Problem is, I’m really not that driven. I’m more of a work-to-live person, not the other way around. I decided to try for a university teaching position and work nine months a year. It took me some months, but it manifested. They agreed to hire me for the next fall term. I worked all summer, finished my obligation to my patients and clinic, and took my last week of call. Then I took a month off before school started. I couldn’t relax right away, though. I went to the beach for a few days with my husband, and bought People, Us, and Star.
It would take awhile to settle in to a less stressful way of living, I reasoned. I decided I needed a personal ritual to help change things. I decided to have a small women’s gathering at my house, for the first time in at least four years. I would invite them to dinner. I would cook something delicious for them as a gesture of thanks for their friendship, and I would invite women who had what I wanted: the ability to attend to the side of themselves that was creative and restorative. I couldn’t invite everyone I wanted, so I limited it to those few. Sixteen in all. I called it The Dakini Dinner.
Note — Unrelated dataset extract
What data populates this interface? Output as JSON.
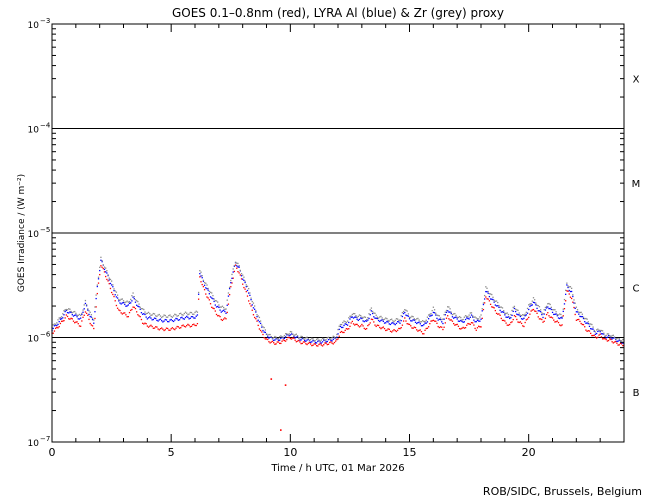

I held my breath, sent out the invitations, and planned the menu. The dinner would be in August. Would everyone be on vacation? The first two RSVPs were Nays. I’m so sorry to miss it, but I’ll be out of town. OK, then. Maybe I shouldn’t be doing this, I thought. Then some Ayes came in, and finally all the rest were affirmative. Wow, that’s nice. So, I shopped and cooked. I made a ton of food and spent three days at it. I wanted to reconnect with those who I had forsaken for career, which I had to acknowledge, was a truly boring reason to forsake anybody.
The day of the dinner, flowers were delivered to my door by the woman who owned the flower shop, a pleasant acquaintance of mine. The lovely orchids and roses were from one of the would-be guests who was out of town, and the card said to have a wonderful dinner; she was thinking of me and supported me. It portended something good, I decided.
The evening came, and so did the friends. Some of them had not been in my home for literally years, some had never been there. We shared, we laughed, we admired one another, we ate. I sat there listening to them giggling, and thought: They’re still my friends. We can still rely on one another. They forgive me for being unavailable. And I thought: This is Grace.
Grace is in the wind in particles that are often disguised. If you can see them and identify them, you’ll know when they touch you. The particles expand and absorb into you. But if you can’t see it, grace will quickly pass you. We should learn to recognize grace when it comes, and let it come in.